Tanto no caso da nova via como no da ponte, estamos apenas acomodando mais “progresso” em vez de pensar as cidades em termos sustentáveis, promovendo o verdadeiro desenvolvimento – que passa necessariamente pela melhoria da qualidade de vida das pessoas, nunca pela deterioração, seja em nome do que for.
 
Parte do problema é que muitos dos nossos responsáveis políticos ainda acreditam que progresso é licenciar novos empreendimentos geradores de tráfego em massa, abrir mais centros comerciais e viabilizar condomínios com milhares de unidades habitacionais ao longo de vias que não se expandem na mesma medida, estimular o consumo e a ciranda financeira – vendendo o jantar para comprar o almoço.
 
Lagoa da Base
Em meio aos justos protestos das comunidades afetadas pela reversão da drenagem da Lagoa da Base para a bacia do Sapato pode-se perder de vista a absoluta necessidade de resolver os alagamentos naquela área. Não é o caso.
 
Lideranças comunitárias opõem-se à obra, apontando que o Sapato receberá, juntamente com a água pluvial, dejetos vários da Lagoa da Base, principalmente em tempo de chuva. Os que a defendem afirmam que todos os cuidados foram tomados para que tal aconteça com o menor impacto possível.
 
Vamos, mais uma vez, comprometer o futuro para viabilizar o presente, tropeçando nas próprias pernas.
 
Muito antes da paralisação das obras do sistema de esgotamento sanitário de Lauro de Freitas, o projeto de drenagem da Lagoa da Base supôs que ele estaria operacional quando se começasse a escavar em direção ao Sapato.

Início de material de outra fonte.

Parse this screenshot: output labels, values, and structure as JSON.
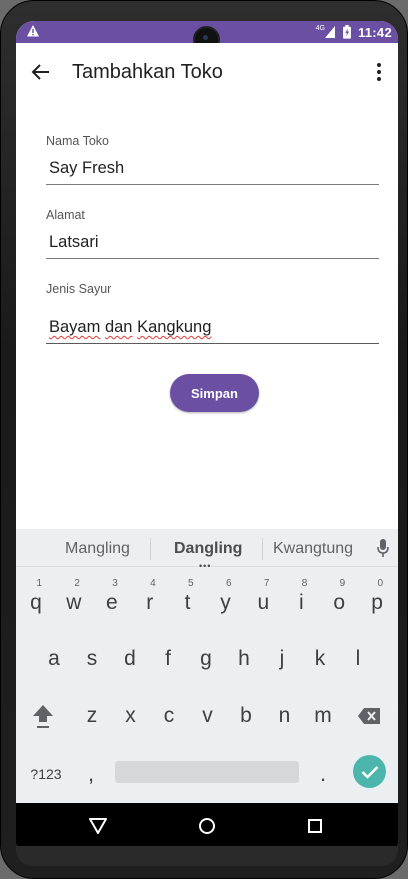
{
  "status_bar": {
    "time": "11:42",
    "signal_label": "4G",
    "icons": [
      "warning-icon",
      "signal-icon",
      "battery-icon"
    ],
    "color": "#6a4fa3"
  },
  "app_bar": {
    "title": "Tambahkan Toko",
    "back_icon": "arrow-back-icon",
    "more_icon": "more-vert-icon"
  },
  "form": {
    "store_name": {
      "label": "Nama Toko",
      "value": "Say Fresh"
    },
    "address": {
      "label": "Alamat",
      "value": "Latsari"
    },
    "vegetable_type": {
      "label": "Jenis Sayur",
      "words": [
        "Bayam",
        "dan",
        "Kangkung"
      ]
    },
    "save_label": "Simpan"
  },
  "keyboard": {
    "suggestions": [
      "Mangling",
      "Dangling",
      "Kwangtung"
    ],
    "row1": [
      {
        "ch": "q",
        "hint": "1"
      },
      {
        "ch": "w",
        "hint": "2"
      },
      {
        "ch": "e",
        "hint": "3"
      },
      {
        "ch": "r",
        "hint": "4"
      },
      {
        "ch": "t",
        "hint": "5"
      },
      {
        "ch": "y",
        "hint": "6"
      },
      {
        "ch": "u",
        "hint": "7"
      },
      {
        "ch": "i",
        "hint": "8"
      },
      {
        "ch": "o",
        "hint": "9"
      },
      {
        "ch": "p",
        "hint": "0"
      }
    ],
    "row2": [
      "a",
      "s",
      "d",
      "f",
      "g",
      "h",
      "j",
      "k",
      "l"
    ],
    "row3": [
      "z",
      "x",
      "c",
      "v",
      "b",
      "n",
      "m"
    ],
    "symbols_label": "?123",
    "comma": ",",
    "period": ".",
    "accent": "#4db6ac"
  },
  "nav_bar": {
    "icons": [
      "nav-back-icon",
      "nav-home-icon",
      "nav-recents-icon"
    ]
  }
}
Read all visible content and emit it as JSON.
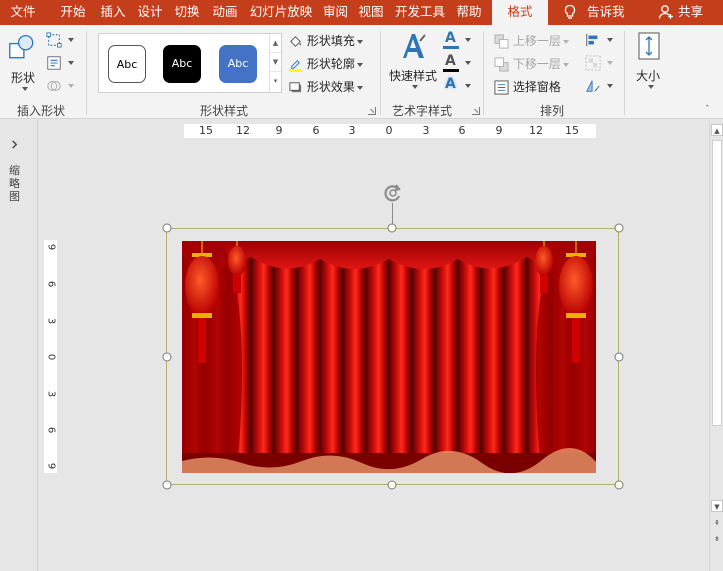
{
  "tabs": [
    "文件",
    "开始",
    "插入",
    "设计",
    "切换",
    "动画",
    "幻灯片放映",
    "审阅",
    "视图",
    "开发工具",
    "帮助",
    "格式"
  ],
  "tell_me": "告诉我",
  "share": "共享",
  "ribbon": {
    "insert_shapes": {
      "shape_label": "形状",
      "group_label": "插入形状"
    },
    "shape_styles": {
      "samples": [
        "Abc",
        "Abc",
        "Abc"
      ],
      "fill": "形状填充",
      "outline": "形状轮廓",
      "effects": "形状效果",
      "group_label": "形状样式"
    },
    "wordart": {
      "quick_styles": "快速样式",
      "group_label": "艺术字样式"
    },
    "arrange": {
      "bring_forward": "上移一层",
      "send_backward": "下移一层",
      "selection_pane": "选择窗格",
      "group_label": "排列"
    },
    "size": {
      "label": "大小"
    }
  },
  "thumbnail_pane_label": "缩略图",
  "ruler": {
    "horizontal": [
      "15",
      "12",
      "9",
      "6",
      "3",
      "0",
      "3",
      "6",
      "9",
      "12",
      "15"
    ],
    "vertical": [
      "9",
      "6",
      "3",
      "0",
      "3",
      "6",
      "9"
    ]
  },
  "colors": {
    "tab_bar": "#c43e1c",
    "ribbon": "#f3f3f3",
    "canvas": "#e6e6e6",
    "style_blue": "#4472c4",
    "curtain_red": "#c40000"
  }
}
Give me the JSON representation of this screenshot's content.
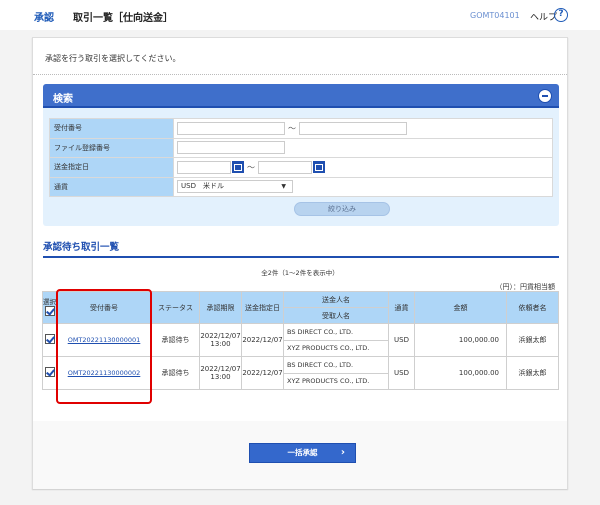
{
  "header": {
    "breadcrumb": "承認",
    "title": "取引一覧［仕向送金］",
    "screen_id": "GOMT04101",
    "help_label": "ヘルプ",
    "help_icon": "?"
  },
  "lead_text": "承認を行う取引を選択してください。",
  "search": {
    "title": "検索",
    "fields": [
      {
        "label": "受付番号",
        "from": "",
        "to": ""
      },
      {
        "label": "ファイル登録番号",
        "value": ""
      },
      {
        "label": "送金指定日",
        "from": "",
        "to": ""
      },
      {
        "label": "通貨",
        "selected": "USD　米ドル"
      }
    ],
    "range_separator": "～",
    "filter_button": "絞り込み"
  },
  "list": {
    "title": "承認待ち取引一覧",
    "count_text": "全2件（1～2件を表示中）",
    "unit_text": "（円）：円貨相当額",
    "headers": {
      "select": "選択",
      "receipt_no": "受付番号",
      "status": "ステータス",
      "deadline": "承認期限",
      "remit_date": "送金指定日",
      "remitter": "送金人名",
      "beneficiary": "受取人名",
      "currency": "通貨",
      "amount": "金額",
      "requester": "依頼者名"
    },
    "rows": [
      {
        "checked": true,
        "receipt_no": "OMT20221130000001",
        "status": "承認待ち",
        "deadline_date": "2022/12/07",
        "deadline_time": "13:00",
        "remit_date": "2022/12/07",
        "remitter": "BS DIRECT CO., LTD.",
        "beneficiary": "XYZ PRODUCTS CO., LTD.",
        "currency": "USD",
        "amount": "100,000.00",
        "requester": "浜銀太郎"
      },
      {
        "checked": true,
        "receipt_no": "OMT20221130000002",
        "status": "承認待ち",
        "deadline_date": "2022/12/07",
        "deadline_time": "13:00",
        "remit_date": "2022/12/07",
        "remitter": "BS DIRECT CO., LTD.",
        "beneficiary": "XYZ PRODUCTS CO., LTD.",
        "currency": "USD",
        "amount": "100,000.00",
        "requester": "浜銀太郎"
      }
    ]
  },
  "footer": {
    "bulk_approve_button": "一括承認",
    "chevron": "›"
  },
  "colors": {
    "accent": "#1f4fb0",
    "header_bar": "#3f6fcb",
    "table_header": "#aed6f7",
    "highlight": "#e00000"
  }
}
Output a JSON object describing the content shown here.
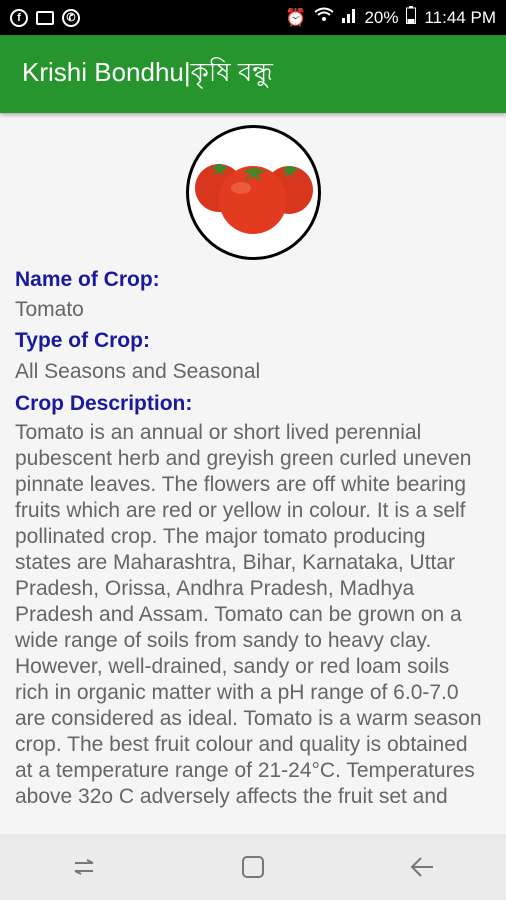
{
  "status": {
    "battery": "20%",
    "time": "11:44 PM"
  },
  "app": {
    "title": "Krishi Bondhu|কৃষি বন্ধু"
  },
  "crop": {
    "name_label": "Name of Crop:",
    "name": "Tomato",
    "type_label": "Type of Crop:",
    "type": "All Seasons and Seasonal",
    "desc_label": "Crop Description:",
    "description": "Tomato is an annual or short lived perennial pubescent herb and greyish green curled uneven pinnate leaves. The flowers are off white bearing fruits which are red or yellow in colour. It is a self pollinated crop. The major tomato producing states are Maharashtra, Bihar, Karnataka, Uttar Pradesh, Orissa, Andhra Pradesh, Madhya Pradesh and Assam. Tomato can be grown on a wide range of soils from sandy to heavy clay. However, well-drained, sandy or red loam soils rich in organic matter with a pH range of 6.0-7.0 are considered as ideal. Tomato is a warm season crop. The best fruit colour and quality is obtained at a temperature range of 21-24°C. Temperatures above 32o C adversely affects the fruit set and"
  },
  "icons": [
    "facebook-icon",
    "image-icon",
    "whatsapp-icon",
    "alarm-icon",
    "wifi-icon",
    "signal-icon",
    "battery-icon",
    "recent-apps-icon",
    "home-icon",
    "back-icon"
  ]
}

Como se sabe, não está.
 
Mas a obra avança da mesma forma porque a prioridade é acabar com os alagamentos na Lagoa da Base – e não preservar o rio Sapato ou o Ipitanga ou o Joanes ou as praias, para o mesmo efeito. Qualquer um que tenha a sua casa alagada a cada chuva mais forte concorda com isso.
 
O problema reside na solução adotada para eliminar os alagamentos, não na prioridade estabelecida pelo governo.